In his first official public act after taking the oath of office Tuesday, Carney on Wednesday signed an executive order creating a working group to study the feasibility of replacing the Delaware Economic Development Office with a partnership that includes private sector business leaders.

Carney said the effort is not a criticism of DEDO’s current efforts but to explore whether a new approach would be more efficient and productive.

The Delaware Business Roundtable, a nonpartisan group of CEOs whose companies collectively employ more than 75,000 people statewide, has encouraged a public-private approach, which some states already have taken.

“I think it’s a good idea, but the devil is always in the details,” Carney said.

Officials said current DEDO Director Bernice Whaley will remain in her post for the time being. She will also serve on the 14-member working group, which is to submit a report and policy recommendations by April 7.

“We want to get this up and done pretty quickly,” said Carney, who envisions a jointly funded agency with priorities established by both the public and private sectors.

The working group will include four members of the General Assembly, representing the majority and minority caucuses in each chamber.

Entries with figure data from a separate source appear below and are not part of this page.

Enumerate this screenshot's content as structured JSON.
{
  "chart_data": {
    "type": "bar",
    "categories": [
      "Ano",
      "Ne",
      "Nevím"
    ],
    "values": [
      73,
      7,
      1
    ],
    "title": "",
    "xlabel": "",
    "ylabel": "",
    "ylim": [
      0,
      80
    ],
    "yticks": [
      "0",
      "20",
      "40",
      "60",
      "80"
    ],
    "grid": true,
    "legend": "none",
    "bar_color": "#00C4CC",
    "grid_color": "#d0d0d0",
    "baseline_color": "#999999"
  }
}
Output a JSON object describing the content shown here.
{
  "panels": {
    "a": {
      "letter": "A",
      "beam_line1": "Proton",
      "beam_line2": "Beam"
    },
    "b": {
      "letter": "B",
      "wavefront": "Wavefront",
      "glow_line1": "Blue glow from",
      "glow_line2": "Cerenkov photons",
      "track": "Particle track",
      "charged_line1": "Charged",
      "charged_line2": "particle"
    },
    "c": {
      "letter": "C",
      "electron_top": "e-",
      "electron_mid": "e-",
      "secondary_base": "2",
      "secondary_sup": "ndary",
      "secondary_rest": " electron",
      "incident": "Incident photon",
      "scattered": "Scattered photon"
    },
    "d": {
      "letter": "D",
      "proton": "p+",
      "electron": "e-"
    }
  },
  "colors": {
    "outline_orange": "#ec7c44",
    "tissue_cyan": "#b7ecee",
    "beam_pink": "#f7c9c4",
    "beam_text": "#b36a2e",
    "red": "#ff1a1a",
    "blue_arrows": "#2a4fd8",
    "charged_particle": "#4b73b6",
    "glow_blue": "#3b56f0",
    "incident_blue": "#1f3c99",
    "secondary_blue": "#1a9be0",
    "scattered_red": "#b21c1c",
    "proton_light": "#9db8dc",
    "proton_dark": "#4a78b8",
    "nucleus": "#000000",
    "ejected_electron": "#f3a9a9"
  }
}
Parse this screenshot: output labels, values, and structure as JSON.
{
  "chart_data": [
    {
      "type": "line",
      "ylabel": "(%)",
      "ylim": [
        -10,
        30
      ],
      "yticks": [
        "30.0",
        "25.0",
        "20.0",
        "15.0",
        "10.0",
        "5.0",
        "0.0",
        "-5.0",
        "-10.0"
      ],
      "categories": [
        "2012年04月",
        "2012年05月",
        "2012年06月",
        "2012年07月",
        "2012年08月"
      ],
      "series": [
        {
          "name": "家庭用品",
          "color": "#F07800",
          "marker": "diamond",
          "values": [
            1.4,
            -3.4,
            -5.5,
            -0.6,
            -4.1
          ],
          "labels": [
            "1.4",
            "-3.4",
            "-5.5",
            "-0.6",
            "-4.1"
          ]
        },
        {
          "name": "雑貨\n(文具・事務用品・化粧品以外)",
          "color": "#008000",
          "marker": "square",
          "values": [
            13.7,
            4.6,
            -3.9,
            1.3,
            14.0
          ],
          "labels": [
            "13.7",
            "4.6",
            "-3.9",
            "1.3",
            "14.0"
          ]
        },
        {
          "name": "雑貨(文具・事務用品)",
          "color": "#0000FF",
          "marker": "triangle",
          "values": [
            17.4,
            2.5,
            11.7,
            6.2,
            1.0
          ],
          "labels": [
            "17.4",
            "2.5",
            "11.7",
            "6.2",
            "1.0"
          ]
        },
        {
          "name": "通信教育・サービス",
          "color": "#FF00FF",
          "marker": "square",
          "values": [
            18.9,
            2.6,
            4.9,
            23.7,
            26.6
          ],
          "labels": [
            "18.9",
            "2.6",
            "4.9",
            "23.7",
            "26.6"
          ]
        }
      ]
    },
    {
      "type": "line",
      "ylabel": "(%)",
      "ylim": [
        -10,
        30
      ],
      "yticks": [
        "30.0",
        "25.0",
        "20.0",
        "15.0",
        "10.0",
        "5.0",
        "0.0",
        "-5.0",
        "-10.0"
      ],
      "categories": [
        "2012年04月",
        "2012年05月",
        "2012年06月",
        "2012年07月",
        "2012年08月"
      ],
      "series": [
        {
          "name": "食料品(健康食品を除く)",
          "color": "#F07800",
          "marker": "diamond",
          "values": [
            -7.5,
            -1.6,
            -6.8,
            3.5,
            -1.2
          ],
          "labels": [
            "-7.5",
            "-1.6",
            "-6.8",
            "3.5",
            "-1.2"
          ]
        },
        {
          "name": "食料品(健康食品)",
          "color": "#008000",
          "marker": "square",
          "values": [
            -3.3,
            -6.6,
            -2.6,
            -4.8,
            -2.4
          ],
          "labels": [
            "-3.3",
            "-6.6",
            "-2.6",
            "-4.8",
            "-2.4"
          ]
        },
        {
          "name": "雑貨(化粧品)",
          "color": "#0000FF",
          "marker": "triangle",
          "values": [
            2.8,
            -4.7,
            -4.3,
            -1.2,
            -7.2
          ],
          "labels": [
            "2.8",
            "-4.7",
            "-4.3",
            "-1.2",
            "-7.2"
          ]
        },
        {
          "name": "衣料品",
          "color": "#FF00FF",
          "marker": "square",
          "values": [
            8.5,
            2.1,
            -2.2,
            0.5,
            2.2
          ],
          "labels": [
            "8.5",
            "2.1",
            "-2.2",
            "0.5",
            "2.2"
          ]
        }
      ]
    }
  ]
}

It will also include four members of the business community, recommended by the Delaware State Chamber of Commerce; representatives from the higher education, nonprofit and labor union communities; Carney’s policy director; and one member of the public.

Terry Murphy, president and CEO of Bayhealth Inc. and chairman of the Business Roundtable, said the partnership is “a very positive step in the right direction.”

The working group is to convene in February. It will consider issues including DEDO’s current duties, responsibilities, staffing and funding levels, and other states’ use of public-private partnerships to foster economic development.